My guess on a catch would be that it'll focus ONLY the wavelengths that you select for. the others might be diffused or given wildly different focal points. This might mean that for certain types of photography you're limited in what you pick up (e.g. if you've lit a scene with mono-chromatic light that's not one of the selected wavelengths).
They did say in the article that they hope to produce devices that work for a range of wavelengths. This would be great because 3 wavelengths would not be sufficient for capturing natural images. We can approximate the cone responses of natural images with 3 wavelengths, which is why RGB encoding and display works for displaying images to humans. But in capture, you want to receive broad spectrum light at the detector, and then encode it to RGB.

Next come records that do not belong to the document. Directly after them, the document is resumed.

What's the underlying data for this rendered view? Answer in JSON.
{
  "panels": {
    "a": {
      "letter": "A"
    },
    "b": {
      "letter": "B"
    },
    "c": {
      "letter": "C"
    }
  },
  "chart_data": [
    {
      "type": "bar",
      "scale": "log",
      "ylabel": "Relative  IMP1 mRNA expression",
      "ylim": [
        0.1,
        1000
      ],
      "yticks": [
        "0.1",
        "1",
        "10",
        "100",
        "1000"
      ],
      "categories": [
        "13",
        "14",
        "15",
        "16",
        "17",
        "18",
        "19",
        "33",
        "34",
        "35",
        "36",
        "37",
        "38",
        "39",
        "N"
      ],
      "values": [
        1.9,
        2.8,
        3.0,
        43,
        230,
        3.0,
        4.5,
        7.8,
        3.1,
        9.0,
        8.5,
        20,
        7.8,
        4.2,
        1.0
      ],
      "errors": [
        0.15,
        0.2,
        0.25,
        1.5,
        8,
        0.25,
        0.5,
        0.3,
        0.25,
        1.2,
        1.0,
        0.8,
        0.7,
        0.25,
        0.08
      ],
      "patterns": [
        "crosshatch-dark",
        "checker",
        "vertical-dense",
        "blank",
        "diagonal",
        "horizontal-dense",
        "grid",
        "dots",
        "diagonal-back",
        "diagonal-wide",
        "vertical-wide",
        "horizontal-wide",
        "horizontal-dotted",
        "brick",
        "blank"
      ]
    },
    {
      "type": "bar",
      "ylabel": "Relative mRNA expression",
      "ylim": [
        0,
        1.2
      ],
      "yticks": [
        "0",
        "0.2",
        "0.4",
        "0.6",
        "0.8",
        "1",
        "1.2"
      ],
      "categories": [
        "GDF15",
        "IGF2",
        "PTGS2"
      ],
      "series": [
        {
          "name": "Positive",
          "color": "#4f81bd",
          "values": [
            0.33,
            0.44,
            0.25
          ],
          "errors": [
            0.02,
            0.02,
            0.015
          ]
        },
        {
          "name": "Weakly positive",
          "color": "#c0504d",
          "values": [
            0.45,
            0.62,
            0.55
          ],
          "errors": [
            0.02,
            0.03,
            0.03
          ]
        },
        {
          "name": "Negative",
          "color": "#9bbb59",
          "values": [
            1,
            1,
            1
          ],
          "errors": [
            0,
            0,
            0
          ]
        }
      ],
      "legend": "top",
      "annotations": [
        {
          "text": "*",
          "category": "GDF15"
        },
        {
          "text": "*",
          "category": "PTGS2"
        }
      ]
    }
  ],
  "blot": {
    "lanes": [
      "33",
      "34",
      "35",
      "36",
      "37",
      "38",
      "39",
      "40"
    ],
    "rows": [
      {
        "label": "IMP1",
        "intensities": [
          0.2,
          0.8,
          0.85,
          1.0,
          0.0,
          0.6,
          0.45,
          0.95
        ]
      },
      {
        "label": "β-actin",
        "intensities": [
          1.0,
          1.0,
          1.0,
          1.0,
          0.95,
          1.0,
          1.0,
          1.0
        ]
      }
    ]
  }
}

Neither the sensor elements in a camera nor the pixels in a monitor are selective for a single wavelength, but rather a spectrum. So we don't actually approximate cone response that way. The fact that we store the channel values as three integers does not change this.
You're right that monitor pixels aren't individual wavelengths, but the spectrum of a reproduced image can be very different than the spectrum of the natural image. My point was just that you don't want your flat lens harshly filtering that natural image by only operating at 3 highly tuned wavelengths -- that's not going to be enough to capture natural images, despite the fact that we can reproduce them with 3 components.
You're right that monitor pixels aren't individual wavelengths, but the spectrum of a reproduced image can be very different than the spectrum of the natural image. My point was just that you don't want your flat lens harshly filtering that natural image by only working one 3 wavelengths.
I'm guessing there's a catch, but I would love to be wrong.